The Pursuit Of Love

The Pursuit Of Love
Reyhan Adi Wijaya



Gue Reyhan Adi Wijaya anak satu-satunya dari keluarga Wijaya,cucu kesayangan nenek tentunya.Gue lahir dari keluarga kaya raya yang menjunjung tinggi nilai kejujuran.Walaupun gue terlahir dari keluarga kaya raya,akan tetapi gue bukan orang yang suka menggunakan kekuasaan untuk kepentingan diri sendiri,gue juga bukan orang yang sombong.


Gue juga bukan playboy,dengan ketampanan dan kekayaan orang tua gue pasti banyak cewek diluaran sana yang tergila-gila dengan gue .Yang pasti kebanyakan gila harta.Sekarang umur gue 18 tahun,beberapa bulan lagi masuk 19 tahun.


Gue punya saudara sepupu yang sudah gue anggap sebagai kakak gue sendiri.Namanya Martin Aditya anak kedua dari Paman Sandy Adytia dan Tante Astriani.Martin juga tampan tapi dibanding dengan gue ,lebih tampanan gue lah.Sombong dikit nggak papa kali xixixi.


Martin berbeda dengan gue,dia itu masternya playboy.Tau lah yang tiap hari punya inceran plus gebetan ,gue bingung asli sama sifatnya yang playboy itu.Setau gue Paman Sandy nggak gitu deh,tau dah turunan dari mana.


Tapi disisi playboy nya ,dia itu lebih tua dari gue 2 tahun,saat ini usianya 20 tahun,itu sebabnya gue lebih sering manggil kakak ke dia.Martin kuliah di salah satu univ di Kota Jakarta,dengan pergaulannya yang bebas itu menompang sifat playboy nya.

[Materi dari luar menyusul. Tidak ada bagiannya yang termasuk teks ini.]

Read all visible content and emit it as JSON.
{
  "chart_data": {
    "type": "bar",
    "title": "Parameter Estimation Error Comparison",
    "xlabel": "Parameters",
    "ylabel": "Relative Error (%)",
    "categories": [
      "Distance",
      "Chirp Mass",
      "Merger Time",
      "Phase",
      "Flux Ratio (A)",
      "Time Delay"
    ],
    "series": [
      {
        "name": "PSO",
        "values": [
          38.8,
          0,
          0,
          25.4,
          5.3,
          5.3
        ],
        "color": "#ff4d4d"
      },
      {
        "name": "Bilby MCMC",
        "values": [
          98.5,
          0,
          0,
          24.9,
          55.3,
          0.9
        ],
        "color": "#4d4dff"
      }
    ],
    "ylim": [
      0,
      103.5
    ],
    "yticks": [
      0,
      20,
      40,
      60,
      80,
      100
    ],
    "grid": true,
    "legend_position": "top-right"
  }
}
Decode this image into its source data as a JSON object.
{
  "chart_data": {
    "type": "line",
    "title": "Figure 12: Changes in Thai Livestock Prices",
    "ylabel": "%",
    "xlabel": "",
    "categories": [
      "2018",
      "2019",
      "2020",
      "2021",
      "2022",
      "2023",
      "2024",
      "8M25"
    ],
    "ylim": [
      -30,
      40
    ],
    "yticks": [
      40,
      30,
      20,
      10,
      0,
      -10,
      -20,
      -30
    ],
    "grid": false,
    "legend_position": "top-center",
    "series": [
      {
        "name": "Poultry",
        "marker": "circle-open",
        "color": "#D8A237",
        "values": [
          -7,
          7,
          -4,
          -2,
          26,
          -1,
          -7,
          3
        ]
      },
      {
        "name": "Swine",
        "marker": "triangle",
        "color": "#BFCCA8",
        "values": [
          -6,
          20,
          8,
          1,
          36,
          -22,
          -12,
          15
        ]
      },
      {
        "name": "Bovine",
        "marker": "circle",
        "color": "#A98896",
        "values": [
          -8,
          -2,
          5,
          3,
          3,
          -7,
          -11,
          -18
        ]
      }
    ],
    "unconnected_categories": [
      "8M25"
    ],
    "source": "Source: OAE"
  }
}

Oh iya,gue hampir lupa gue belum pernah pacaran yah,gue itu paling anti sama yang namanya cewek karena,yang gue tau tentang cewek itu 2 hal,pertama cewek itu ribet ke dua cewek itu matre.Nggak termasuk ibu gue lho yah,karena gue nilai itu dari si Playboy ,kak Martin.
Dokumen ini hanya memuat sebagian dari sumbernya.